McDonald's (MCD), Wendy's (Wen), or Burger King (QSR), its large scale is a plus, as it can cover hits from California with the rest of its domestic and international business. However, as prices rise, companies may have to compete more aggressively with discounts and promotions.
Wedbush analyst Nick Setian said Domino's Pizza (DPZ) could be a winner with unbeatable low price pizza deals. The company's stock price has increased more than 50% in the past 12 months.
One company that could struggle is Jack In the Box (JACK). Approximately 43% of Del Taco restaurants and 60% of subsidiary Del Taco locations are located in California. Tower said the company's diners are local brands that skew revenue and compete with multinational burger chains with more resources.
Mr Setian said “there will be a huge hit to margins” for the business. The company's stock price fell 18% in 2024.
An uncertain future for the industry
“I think people underestimate how difficult a situation restaurants are in, and have been for years. So restaurants are actually a very troubled industry, and more and more… It’s just hanging the anchor,” Setian said.
Saleh said profit margins are down “about 100 basis points across the industry” compared to before the pandemic. Even though foot traffic has increased above 2019 levels, the price hikes haven't fully covered the restaurants' soaring costs.
Prices at quick-service burger chains have already increased by 30% since 2019, and there are now caps on how much companies can charge, especially at chains that serve low-income customers.
“No one will be able to take on all the pricing to offset California's impact,” Setian said, predicting that food companies will see revenue and profit pressure as a result.
But Michael Reich, a professor at the University of California, Berkeley, said restaurants would only have to pay an extra $0.08 for a $5 Big Mac to pay for the wage increase.
“I don't think that will deter most consumers,” he told Yahoo Finance Live. “I think restaurants will be able to navigate this situation better, given these real facts rather than fear.” .

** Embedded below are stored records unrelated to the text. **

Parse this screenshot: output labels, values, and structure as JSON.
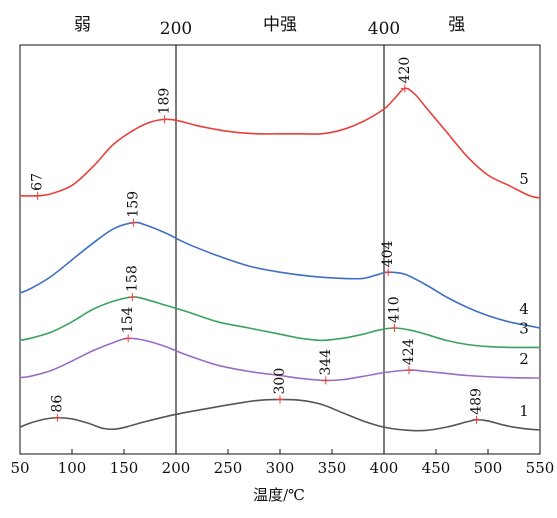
{
  "chart_data": {
    "type": "line",
    "xlabel": "温度/℃",
    "xlim": [
      50,
      550
    ],
    "xticks": [
      50,
      100,
      150,
      200,
      250,
      300,
      350,
      400,
      450,
      500,
      550
    ],
    "y_axis_shown": false,
    "grid": false,
    "boundaries": [
      {
        "x": 200,
        "label": "200"
      },
      {
        "x": 400,
        "label": "400"
      }
    ],
    "regions": [
      {
        "label": "弱",
        "x_center": 110
      },
      {
        "label": "中强",
        "x_center": 300
      },
      {
        "label": "强",
        "x_center": 470
      }
    ],
    "series": [
      {
        "name": "5",
        "color": "#e8403a",
        "points": [
          [
            50,
            0.785
          ],
          [
            67,
            0.785
          ],
          [
            80,
            0.79
          ],
          [
            100,
            0.81
          ],
          [
            120,
            0.855
          ],
          [
            140,
            0.91
          ],
          [
            160,
            0.945
          ],
          [
            175,
            0.963
          ],
          [
            189,
            0.97
          ],
          [
            200,
            0.968
          ],
          [
            220,
            0.955
          ],
          [
            240,
            0.945
          ],
          [
            260,
            0.938
          ],
          [
            280,
            0.935
          ],
          [
            300,
            0.935
          ],
          [
            320,
            0.935
          ],
          [
            340,
            0.935
          ],
          [
            360,
            0.945
          ],
          [
            380,
            0.965
          ],
          [
            400,
            0.995
          ],
          [
            410,
            1.02
          ],
          [
            420,
            1.045
          ],
          [
            430,
            1.03
          ],
          [
            440,
            1.0
          ],
          [
            460,
            0.94
          ],
          [
            480,
            0.88
          ],
          [
            500,
            0.835
          ],
          [
            520,
            0.81
          ],
          [
            540,
            0.785
          ],
          [
            550,
            0.78
          ]
        ],
        "peaks": [
          67,
          189,
          420
        ]
      },
      {
        "name": "4",
        "color": "#3f6fc2",
        "points": [
          [
            50,
            0.55
          ],
          [
            60,
            0.56
          ],
          [
            80,
            0.59
          ],
          [
            100,
            0.63
          ],
          [
            120,
            0.67
          ],
          [
            140,
            0.705
          ],
          [
            159,
            0.72
          ],
          [
            170,
            0.715
          ],
          [
            190,
            0.695
          ],
          [
            210,
            0.67
          ],
          [
            240,
            0.64
          ],
          [
            270,
            0.615
          ],
          [
            300,
            0.6
          ],
          [
            330,
            0.59
          ],
          [
            360,
            0.585
          ],
          [
            380,
            0.585
          ],
          [
            395,
            0.595
          ],
          [
            404,
            0.6
          ],
          [
            420,
            0.595
          ],
          [
            440,
            0.57
          ],
          [
            460,
            0.54
          ],
          [
            480,
            0.515
          ],
          [
            500,
            0.495
          ],
          [
            520,
            0.48
          ],
          [
            540,
            0.47
          ],
          [
            550,
            0.465
          ]
        ],
        "peaks": [
          159,
          404
        ]
      },
      {
        "name": "3",
        "color": "#3aa35f",
        "points": [
          [
            50,
            0.435
          ],
          [
            60,
            0.44
          ],
          [
            80,
            0.455
          ],
          [
            100,
            0.48
          ],
          [
            120,
            0.51
          ],
          [
            140,
            0.53
          ],
          [
            158,
            0.54
          ],
          [
            170,
            0.535
          ],
          [
            190,
            0.52
          ],
          [
            210,
            0.505
          ],
          [
            240,
            0.48
          ],
          [
            270,
            0.465
          ],
          [
            300,
            0.45
          ],
          [
            320,
            0.44
          ],
          [
            340,
            0.435
          ],
          [
            360,
            0.44
          ],
          [
            380,
            0.45
          ],
          [
            395,
            0.46
          ],
          [
            410,
            0.465
          ],
          [
            425,
            0.46
          ],
          [
            440,
            0.45
          ],
          [
            460,
            0.435
          ],
          [
            480,
            0.425
          ],
          [
            500,
            0.42
          ],
          [
            520,
            0.418
          ],
          [
            540,
            0.418
          ],
          [
            550,
            0.418
          ]
        ],
        "peaks": [
          158,
          410
        ]
      },
      {
        "name": "2",
        "color": "#9a6bc3",
        "points": [
          [
            50,
            0.345
          ],
          [
            60,
            0.348
          ],
          [
            80,
            0.362
          ],
          [
            100,
            0.385
          ],
          [
            120,
            0.41
          ],
          [
            140,
            0.43
          ],
          [
            154,
            0.44
          ],
          [
            170,
            0.435
          ],
          [
            190,
            0.42
          ],
          [
            210,
            0.4
          ],
          [
            240,
            0.375
          ],
          [
            270,
            0.36
          ],
          [
            300,
            0.35
          ],
          [
            320,
            0.343
          ],
          [
            344,
            0.338
          ],
          [
            360,
            0.34
          ],
          [
            380,
            0.348
          ],
          [
            400,
            0.357
          ],
          [
            424,
            0.363
          ],
          [
            440,
            0.36
          ],
          [
            460,
            0.355
          ],
          [
            480,
            0.35
          ],
          [
            500,
            0.347
          ],
          [
            520,
            0.345
          ],
          [
            540,
            0.344
          ],
          [
            550,
            0.344
          ]
        ],
        "peaks": [
          154,
          344,
          424
        ]
      },
      {
        "name": "1",
        "color": "#555555",
        "points": [
          [
            50,
            0.225
          ],
          [
            60,
            0.235
          ],
          [
            75,
            0.245
          ],
          [
            86,
            0.248
          ],
          [
            100,
            0.245
          ],
          [
            115,
            0.235
          ],
          [
            130,
            0.222
          ],
          [
            140,
            0.22
          ],
          [
            150,
            0.224
          ],
          [
            170,
            0.238
          ],
          [
            200,
            0.256
          ],
          [
            230,
            0.27
          ],
          [
            260,
            0.283
          ],
          [
            280,
            0.29
          ],
          [
            300,
            0.292
          ],
          [
            320,
            0.29
          ],
          [
            340,
            0.28
          ],
          [
            360,
            0.26
          ],
          [
            380,
            0.24
          ],
          [
            400,
            0.225
          ],
          [
            420,
            0.218
          ],
          [
            440,
            0.217
          ],
          [
            460,
            0.225
          ],
          [
            480,
            0.238
          ],
          [
            489,
            0.243
          ],
          [
            500,
            0.24
          ],
          [
            515,
            0.23
          ],
          [
            530,
            0.223
          ],
          [
            540,
            0.22
          ],
          [
            550,
            0.218
          ]
        ],
        "peaks": [
          86,
          300,
          489
        ]
      }
    ]
  }
}
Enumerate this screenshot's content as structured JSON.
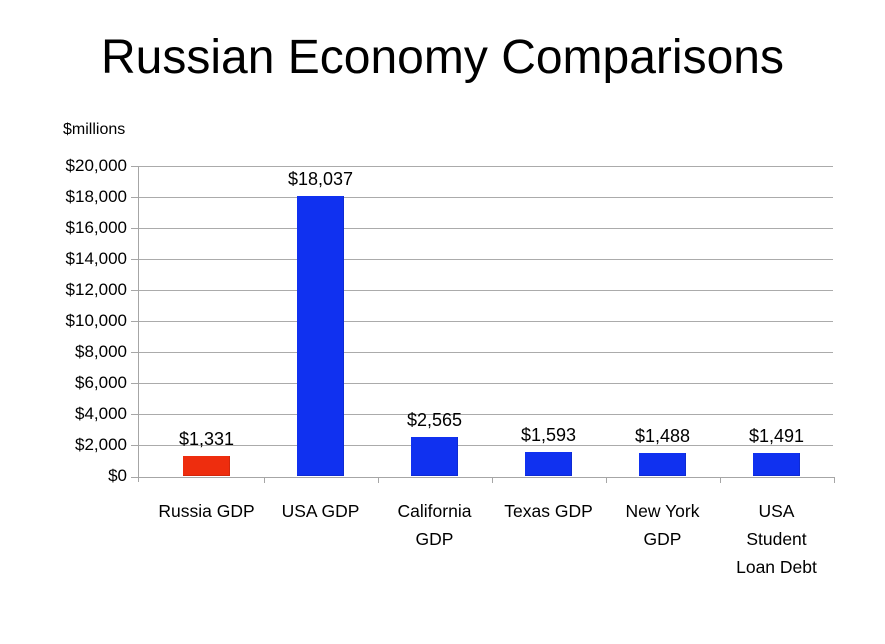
{
  "page": {
    "title": "Russian Economy Comparisons",
    "unit_label": "$millions"
  },
  "chart_data": {
    "type": "bar",
    "title": "Russian Economy Comparisons",
    "ylabel": "$millions",
    "xlabel": "",
    "categories": [
      "Russia GDP",
      "USA GDP",
      "California GDP",
      "Texas GDP",
      "New York GDP",
      "USA Student Loan Debt"
    ],
    "category_lines": [
      [
        "Russia GDP"
      ],
      [
        "USA GDP"
      ],
      [
        "California",
        "GDP"
      ],
      [
        "Texas GDP"
      ],
      [
        "New York",
        "GDP"
      ],
      [
        "USA",
        "Student",
        "Loan Debt"
      ]
    ],
    "values": [
      1331,
      18037,
      2565,
      1593,
      1488,
      1491
    ],
    "value_labels": [
      "$1,331",
      "$18,037",
      "$2,565",
      "$1,593",
      "$1,488",
      "$1,491"
    ],
    "bar_colors": [
      "#ee2d0e",
      "#1031f0",
      "#1031f0",
      "#1031f0",
      "#1031f0",
      "#1031f0"
    ],
    "ylim": [
      0,
      20000
    ],
    "ytick_interval": 2000,
    "ytick_labels": [
      "$0",
      "$2,000",
      "$4,000",
      "$6,000",
      "$8,000",
      "$10,000",
      "$12,000",
      "$14,000",
      "$16,000",
      "$18,000",
      "$20,000"
    ],
    "grid": true,
    "legend_position": "none",
    "colors": {
      "grid": "#ababab",
      "axis": "#a6a6a6",
      "text": "#000000",
      "background": "#ffffff"
    }
  }
}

Companies with franchise models may benefit if stores can raise prices without affecting demand. Companies like McDonald's take a cut of franchisees' profits, and higher menu prices generally result in higher overall profits.

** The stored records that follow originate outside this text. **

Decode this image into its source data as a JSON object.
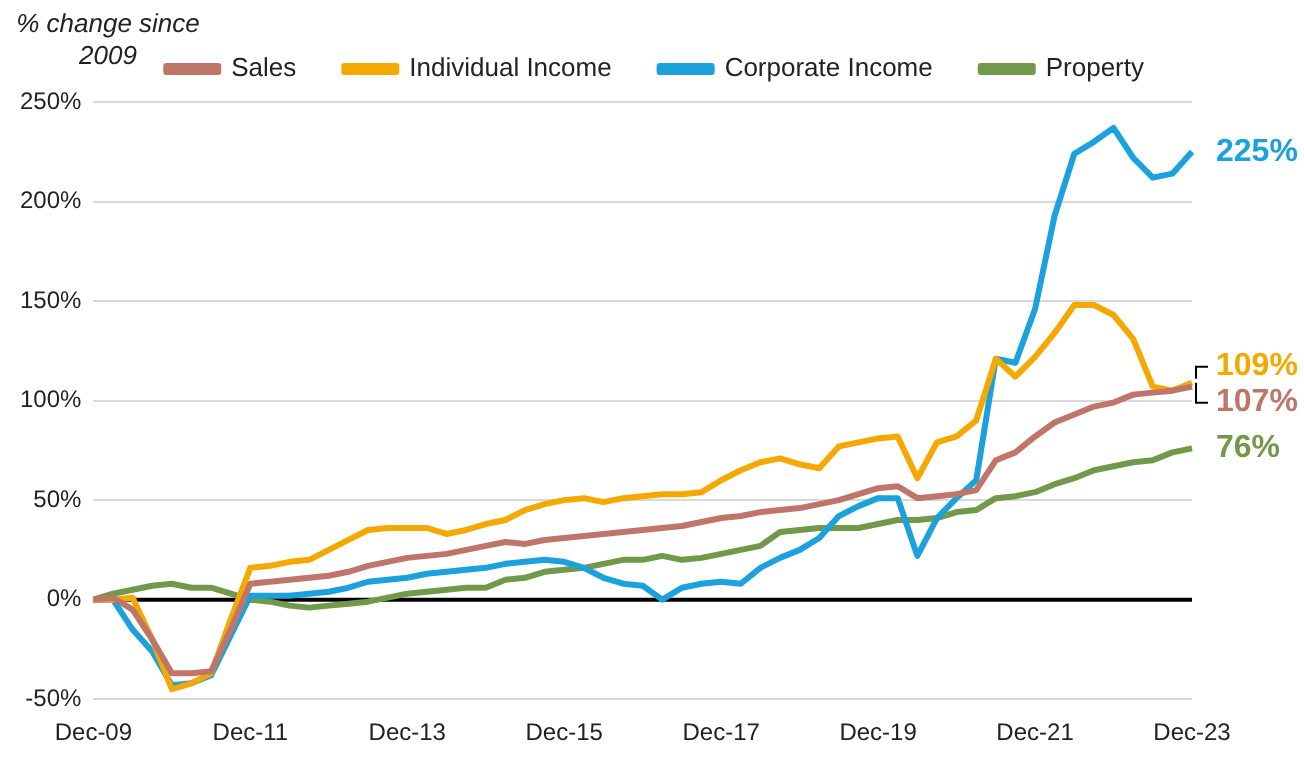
{
  "chart_data": {
    "type": "line",
    "ylabel": "% change since 2009",
    "categories": [
      "Dec-09",
      null,
      null,
      null,
      null,
      null,
      null,
      null,
      "Dec-11",
      null,
      null,
      null,
      null,
      null,
      null,
      null,
      "Dec-13",
      null,
      null,
      null,
      null,
      null,
      null,
      null,
      "Dec-15",
      null,
      null,
      null,
      null,
      null,
      null,
      null,
      "Dec-17",
      null,
      null,
      null,
      null,
      null,
      null,
      null,
      "Dec-19",
      null,
      null,
      null,
      null,
      null,
      null,
      null,
      "Dec-21",
      null,
      null,
      null,
      null,
      null,
      null,
      null,
      "Dec-23"
    ],
    "series": [
      {
        "name": "Sales",
        "color": "#c0756a",
        "values": [
          0,
          1,
          -5,
          -20,
          -37,
          -37,
          -36,
          -15,
          8,
          9,
          10,
          11,
          12,
          14,
          17,
          19,
          21,
          22,
          23,
          25,
          27,
          29,
          28,
          30,
          31,
          32,
          33,
          34,
          35,
          36,
          37,
          39,
          41,
          42,
          44,
          45,
          46,
          48,
          50,
          53,
          56,
          57,
          51,
          52,
          53,
          55,
          70,
          74,
          82,
          89,
          93,
          97,
          99,
          103,
          104,
          105,
          107
        ]
      },
      {
        "name": "Individual Income",
        "color": "#f5a800",
        "values": [
          0,
          0,
          1,
          -20,
          -45,
          -42,
          -37,
          -10,
          16,
          17,
          19,
          20,
          25,
          30,
          35,
          36,
          36,
          36,
          33,
          35,
          38,
          40,
          45,
          48,
          50,
          51,
          49,
          51,
          52,
          53,
          53,
          54,
          60,
          65,
          69,
          71,
          68,
          66,
          77,
          79,
          81,
          82,
          61,
          79,
          82,
          90,
          121,
          112,
          122,
          134,
          148,
          148,
          143,
          131,
          107,
          105,
          109
        ]
      },
      {
        "name": "Corporate Income",
        "color": "#1ba1dc",
        "values": [
          0,
          0,
          -15,
          -26,
          -43,
          -42,
          -38,
          -18,
          2,
          2,
          2,
          3,
          4,
          6,
          9,
          10,
          11,
          13,
          14,
          15,
          16,
          18,
          19,
          20,
          19,
          16,
          11,
          8,
          7,
          0,
          6,
          8,
          9,
          8,
          16,
          21,
          25,
          31,
          42,
          47,
          51,
          51,
          22,
          41,
          51,
          60,
          121,
          119,
          146,
          193,
          224,
          230,
          237,
          222,
          212,
          214,
          225
        ]
      },
      {
        "name": "Property",
        "color": "#72994a",
        "values": [
          0,
          3,
          5,
          7,
          8,
          6,
          6,
          3,
          0,
          -1,
          -3,
          -4,
          -3,
          -2,
          -1,
          1,
          3,
          4,
          5,
          6,
          6,
          10,
          11,
          14,
          15,
          16,
          18,
          20,
          20,
          22,
          20,
          21,
          23,
          25,
          27,
          34,
          35,
          36,
          36,
          36,
          38,
          40,
          40,
          41,
          44,
          45,
          51,
          52,
          54,
          58,
          61,
          65,
          67,
          69,
          70,
          74,
          76
        ]
      }
    ],
    "ylim": [
      -50,
      250
    ],
    "yticks": [
      {
        "value": -50,
        "label": "-50%"
      },
      {
        "value": 0,
        "label": "0%"
      },
      {
        "value": 50,
        "label": "50%"
      },
      {
        "value": 100,
        "label": "100%"
      },
      {
        "value": 150,
        "label": "150%"
      },
      {
        "value": 200,
        "label": "200%"
      },
      {
        "value": 250,
        "label": "250%"
      }
    ],
    "ref_lines": [
      {
        "axis": "y",
        "value": 0,
        "color": "#000000"
      }
    ],
    "annotations": [
      {
        "text": "225%",
        "x": "Dec-23",
        "y": 225
      },
      {
        "text": "109%",
        "x": "Dec-23",
        "y": 109
      },
      {
        "text": "107%",
        "x": "Dec-23",
        "y": 107
      },
      {
        "text": "76%",
        "x": "Dec-23",
        "y": 76
      }
    ],
    "grid": "y",
    "legend": "top",
    "marker": "none",
    "line_style": "solid"
  }
}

Are layoffs looming? It doesn't apply to everyone.
Alex Johnson, a second-generation franchisee who owns Auntie Anne's and Cinnabon franchises in California, has decided to lay off some of his employees, arguing that the wage increase will cost him an additional $470,000 a year. Selected.

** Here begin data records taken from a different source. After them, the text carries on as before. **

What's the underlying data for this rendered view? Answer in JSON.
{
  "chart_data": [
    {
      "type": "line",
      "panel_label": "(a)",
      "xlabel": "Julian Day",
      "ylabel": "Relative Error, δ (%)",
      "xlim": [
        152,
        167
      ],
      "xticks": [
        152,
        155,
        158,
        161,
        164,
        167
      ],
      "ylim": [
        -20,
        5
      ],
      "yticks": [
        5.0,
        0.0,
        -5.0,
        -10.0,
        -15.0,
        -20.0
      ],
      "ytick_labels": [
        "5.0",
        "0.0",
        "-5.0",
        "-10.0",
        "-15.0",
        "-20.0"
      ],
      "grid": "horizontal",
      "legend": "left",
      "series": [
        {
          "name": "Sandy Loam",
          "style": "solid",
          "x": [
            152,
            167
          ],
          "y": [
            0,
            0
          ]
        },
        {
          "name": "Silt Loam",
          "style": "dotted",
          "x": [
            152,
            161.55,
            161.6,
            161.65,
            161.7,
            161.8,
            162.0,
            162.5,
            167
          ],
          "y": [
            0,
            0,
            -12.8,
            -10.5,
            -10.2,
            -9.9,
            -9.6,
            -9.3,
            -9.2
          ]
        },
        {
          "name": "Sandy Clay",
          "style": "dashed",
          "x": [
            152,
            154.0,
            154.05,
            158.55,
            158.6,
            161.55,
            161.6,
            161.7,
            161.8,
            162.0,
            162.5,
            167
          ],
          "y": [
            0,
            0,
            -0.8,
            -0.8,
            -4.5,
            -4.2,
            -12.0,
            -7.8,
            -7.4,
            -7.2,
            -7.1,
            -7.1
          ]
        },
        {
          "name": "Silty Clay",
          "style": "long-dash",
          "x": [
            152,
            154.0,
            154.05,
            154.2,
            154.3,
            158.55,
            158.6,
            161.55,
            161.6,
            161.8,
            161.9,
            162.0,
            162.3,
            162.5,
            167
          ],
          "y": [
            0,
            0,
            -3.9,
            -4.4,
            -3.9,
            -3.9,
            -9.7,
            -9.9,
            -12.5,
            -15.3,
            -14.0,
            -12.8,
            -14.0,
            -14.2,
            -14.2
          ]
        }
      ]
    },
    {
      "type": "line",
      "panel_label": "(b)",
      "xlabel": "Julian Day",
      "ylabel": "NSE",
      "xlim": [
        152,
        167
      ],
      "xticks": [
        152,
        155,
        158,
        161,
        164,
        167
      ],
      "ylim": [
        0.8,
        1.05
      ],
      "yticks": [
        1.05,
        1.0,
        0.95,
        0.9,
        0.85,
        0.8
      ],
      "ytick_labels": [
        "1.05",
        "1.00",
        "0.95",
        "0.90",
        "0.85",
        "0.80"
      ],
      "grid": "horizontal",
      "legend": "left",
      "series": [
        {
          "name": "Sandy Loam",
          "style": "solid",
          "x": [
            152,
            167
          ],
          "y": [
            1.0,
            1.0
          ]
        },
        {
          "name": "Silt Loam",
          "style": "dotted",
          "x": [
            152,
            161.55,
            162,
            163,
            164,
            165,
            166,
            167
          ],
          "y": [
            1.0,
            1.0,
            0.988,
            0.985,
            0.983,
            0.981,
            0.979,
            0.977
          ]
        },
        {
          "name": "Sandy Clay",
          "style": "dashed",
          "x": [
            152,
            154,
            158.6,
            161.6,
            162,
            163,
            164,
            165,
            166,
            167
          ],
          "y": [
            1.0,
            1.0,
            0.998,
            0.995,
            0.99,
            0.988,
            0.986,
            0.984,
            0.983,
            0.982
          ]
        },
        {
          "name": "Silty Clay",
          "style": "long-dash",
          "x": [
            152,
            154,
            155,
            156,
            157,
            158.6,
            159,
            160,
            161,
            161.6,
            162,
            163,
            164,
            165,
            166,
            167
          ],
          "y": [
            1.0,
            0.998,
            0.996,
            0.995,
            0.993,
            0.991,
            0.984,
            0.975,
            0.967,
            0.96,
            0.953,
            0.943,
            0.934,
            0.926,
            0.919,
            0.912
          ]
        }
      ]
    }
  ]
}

He told Yahoo Finance that his stores have seen “down sales and foot traffic” so far this year, adding that “this is the worst time to raise prices.” He is also considering selling his stores in the state.
Some believe the job losses won't be widespread, as restaurants are returning to pre-pandemic staffing levels.
“We don't know exactly how they're reducing their workforce unless they're implementing some kind of technology somewhere else that can reduce hours,” Saleh said.
The law could also bring a new wave of raises to other industries as companies compete with fast-food chains for talent.
Joseph Bryant, a member of the California Fast Food Council, argued that higher wages could lead to more jobs and higher profits.
“Threats of price increases and layoffs are the same scare tactics we heard when wages were scheduled to rise to $15 an hour. These warnings have little basis in fact. , the fast food industry continues to thrive and be profitable. The top nine publicly traded fast food companies alone will generate nearly $25 billion in profits in 2023.”
While wages have increased in the state since 2015, Bryant said, “California's fast food restaurants added 142,000 jobs” during the same period.
Further automation is also likely as rising labor costs justify investments in technology and robotics.
Alternatively, individual operators may decide to fold. “I don't think anyone is going to go bankrupt tomorrow, but a lot of stores are going to close,” Setian said.